A classic, but nonetheless wonderful, dish prepared with a mediaeval-inspired flavour combination of red wine, fresh rosemary and cinnamon. Serve with double cream, mascapone, vanilla custard, whipped cream or plain yoghurt (If you thighs are sending out Mayday signals).
500 g mixed dried fruit (pears, peaches, apricots, figs, nectarines, pineapple)
Water
1 cup caster sugar
300 ml red wine
3 cinnamon sticks
1 sprig fresh rosemary
Cover fruit, barely, with cold water and soak overnight. Next, day, combine fruit, soaking water, wine, sugar, cinnamon sticks and rosemary in a large pot. Simmer gently until fruit is tender - about 30 minutes. Let cool. Serve at room temperature, or slightly warmed, with ice cream or any of the accompaniments menthioned earlier. Serves 6-8.

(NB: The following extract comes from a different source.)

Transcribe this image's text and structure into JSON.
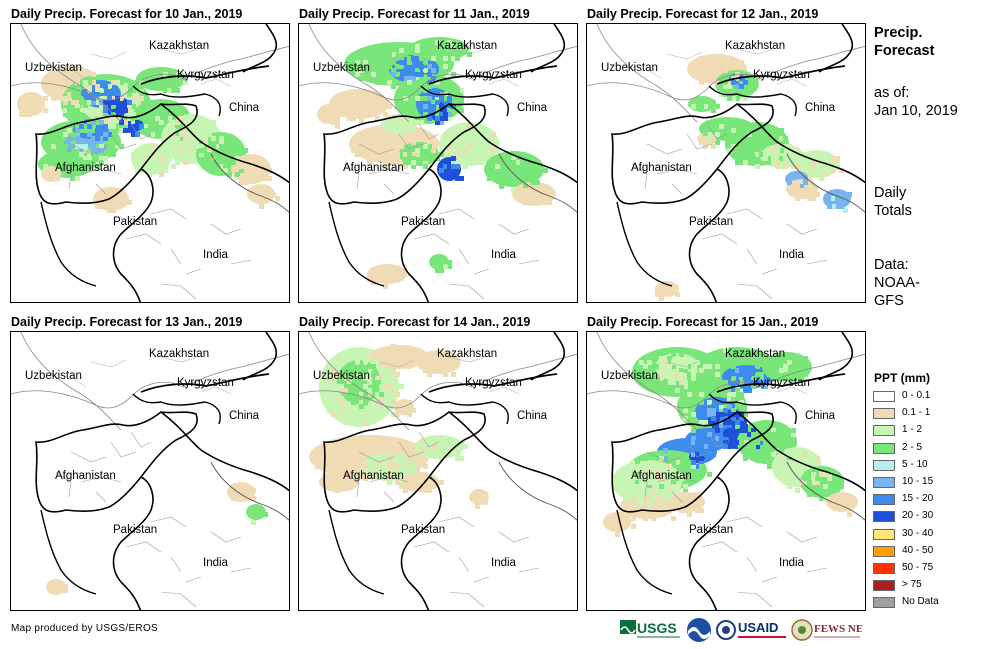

The Indonesian name for cinnamon means simply ’sweet wood’, although it is not the wood but the bark that contains the flavour. The neat little rools that you find on the supermarket spice-rack are the innermost layer of this bark, which is scraped off, cut up into squares, and allowed to curl up naturally. In cooking, the rolls or quills should be removed before the dish is served.